It's late in the day and a patient calls because the surgeon told them an existing implant has to come out, and they want to get on the schedule. This is a delicate, often anxious conversation — the patient has questions, and they want reassurance as much as a date. Instead the call rings to voicemail because the front desk is mid-checkout, and the patient is left holding worry with no one on the line. By the time the office calls back, the patient has already phoned the surgeon's office directly, and a complex case your team should be coordinating drifts out of your control.
DentalReception AI answers every one of those calls in under two rings and books the visit live, 24/7 — writing the appointment directly into your schedule in Dentrix, Open Dental, Eaglesoft, Curve Dental, or CareStack while the patient is still on the line.
Informational only — not clinical, coding, or billing advice; confirm CDT definitions and coverage independently. This page describes call handling only. The AI captures and routes; it does not diagnose, assign codes, quote coverage, or assess urgency.
What a D6100 call usually sounds like
D6100 is widely published as the CDT code for the surgical removal of an implant body. We state it only at that conservative level; confirm the official CDT definition and any payer rules with your clinical and billing teams.
On the phone, patients never say a code. They say "my implant has to come out," "the dentist said it failed," or "I need to schedule the surgery to remove it." The AI receptionist recognizes that as a surgical-removal scheduling request and treats it as a booking — capturing the patient's words, not interpreting the diagnosis.
What the AI can safely capture and schedule
For a known removal that's already been recommended, the agent moves the case forward without a human:
- Confirms the patient's record and pulls the chart so the visit lands on the right provider's column.
- Books an open surgical or consult slot live during the call.
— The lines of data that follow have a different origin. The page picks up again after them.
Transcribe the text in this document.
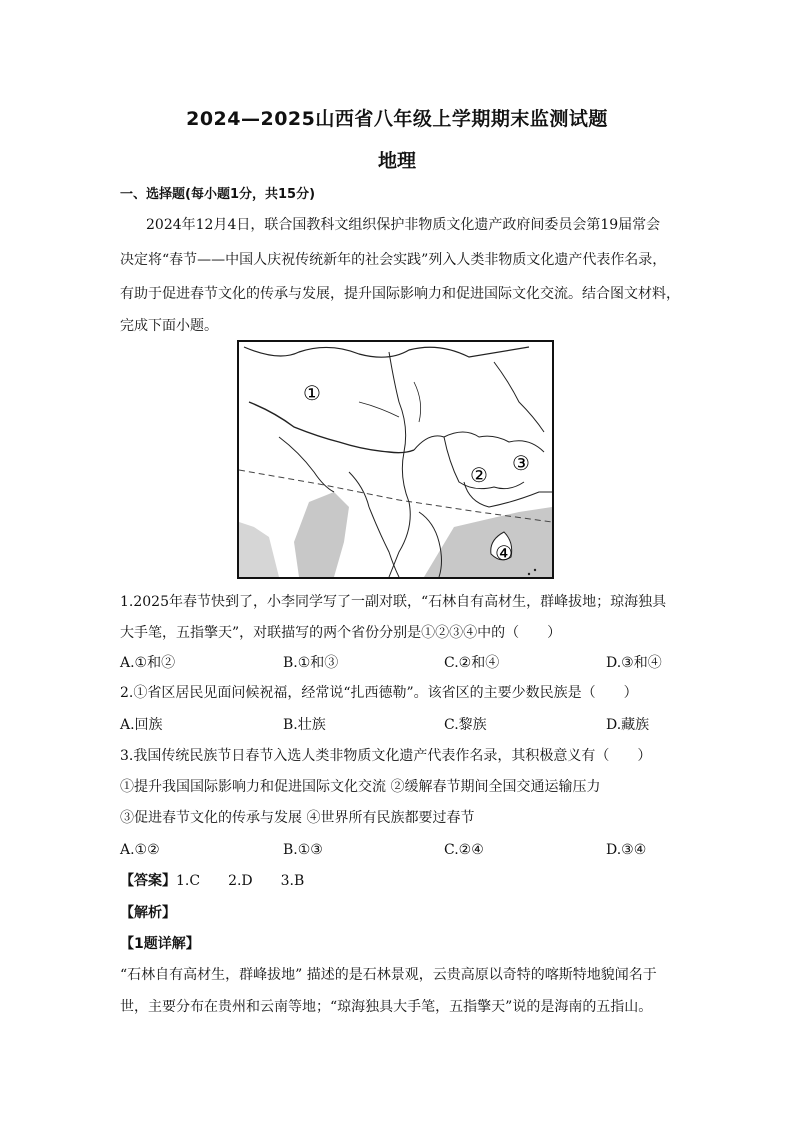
2024—2025山西省八年级上学期期末监测试题
地理
一、选择题(每小题1分，共15分)
2024年12月4日，联合国教科文组织保护非物质文化遗产政府间委员会第19届常会
决定将“春节——中国人庆祝传统新年的社会实践”列入人类非物质文化遗产代表作名录，
有助于促进春节文化的传承与发展，提升国际影响力和促进国际文化交流。结合图文材料，
完成下面小题。
①
② ③
④
1.2025年春节快到了，小李同学写了一副对联，“石林自有高材生，群峰拔地；琼海独具
大手笔，五指擎天”，对联描写的两个省份分别是①②③④中的（　　）
A.①和②	B.①和③	C.②和④	D.③和④
2.①省区居民见面问候祝福，经常说“扎西德勒”。该省区的主要少数民族是（　　）
A.回族	B.壮族	C.黎族	D.藏族
3.我国传统民族节日春节入选人类非物质文化遗产代表作名录，其积极意义有（　　）
①提升我国国际影响力和促进国际文化交流 ②缓解春节期间全国交通运输压力
③促进春节文化的传承与发展 ④世界所有民族都要过春节
A.①②	B.①③	C.②④	D.③④
【答案】1.C　　2.D　　3.B
【解析】
【1题详解】
“石林自有高材生，群峰拔地” 描述的是石林景观，云贵高原以奇特的喀斯特地貌闻名于
世，主要分布在贵州和云南等地；“琼海独具大手笔，五指擎天”说的是海南的五指山。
See appointment scheduling.
- Captures the patient's description so the team knows the context before the visit.
- Writes a clear summary to the record so nothing is lost between the call and the chair.
Implant-focused offices can route these sensitive cases consistently — see how it works for dental implant practices. If the patient describes pain, swelling, or an urgent failure, the agent routes the call — see implant emergency calls.
What must be routed to clinical staff
The line is simple: the AI captures and schedules, it never advises or triages. These go to your team, not the agent:
- Clinical and urgency questions — why an implant is being removed, what the surgery involves, pain, or whether it's an emergency. The agent captures the detail and routes; a person decides.
- Coverage and cost specifics — whether removal is covered or what it will cost. The agent collects details and relays the question rather than quoting an answer.
- Code or billing requests — patients asking what will be billed are routed to staff.
Anything clinical, surgical, or urgent becomes a task or transfer for your team.
Context passed into your PMS
Because the booking writes back in real time, your team opens each case ready to go:
| Captured on the call | Written to the PMS |
|---|---|
| Patient identity / record match | Linked to existing chart |
| Removal scheduling intent | Appointment booked in correct column |
| Insurance details (if new or changed) | Attached to record for verification |
| Pain / urgency cues | Task or transfer flagged for your team |
| Full call summary | Notes on the appointment |
Frequently asked questions
Does the AI assign the D6100 code to the appointment?
No. The agent captures the patient's request to schedule an implant removal and books the visit; it does not assign, confirm, or bill any CDT code. Code selection stays with your clinical and billing staff at the point of care. The reference to D6100 here is informational only — confirm the official CDT definition independently.
What if the patient is in pain or describes an emergency?
That call stops being a routine booking. If a patient describes pain, swelling, or anything that sounds urgent, the agent captures the detail and routes the call into your front desk or triage workflow with full context, so a qualified person decides how urgently the patient should be seen. The AI never diagnoses or assesses severity itself.
Can it answer clinical questions about the removal?
No. Questions about why an implant is being removed, what the surgery involves, or what recovery looks like are clinical and are routed to your team. The agent captures what the patient is asking and relays it rather than guessing, keeping clinical guidance with the people qualified to give it.
Does the booking actually land in our schedule?
Yes. For Dentrix, Open Dental, Eaglesoft, Curve Dental, and CareStack, the appointment writes back into your live schedule in real time while the patient is on the call — no re-keying. For other systems, DentalReception AI connects via API or works alongside your existing tools. Every call still produces a summary and any needed task.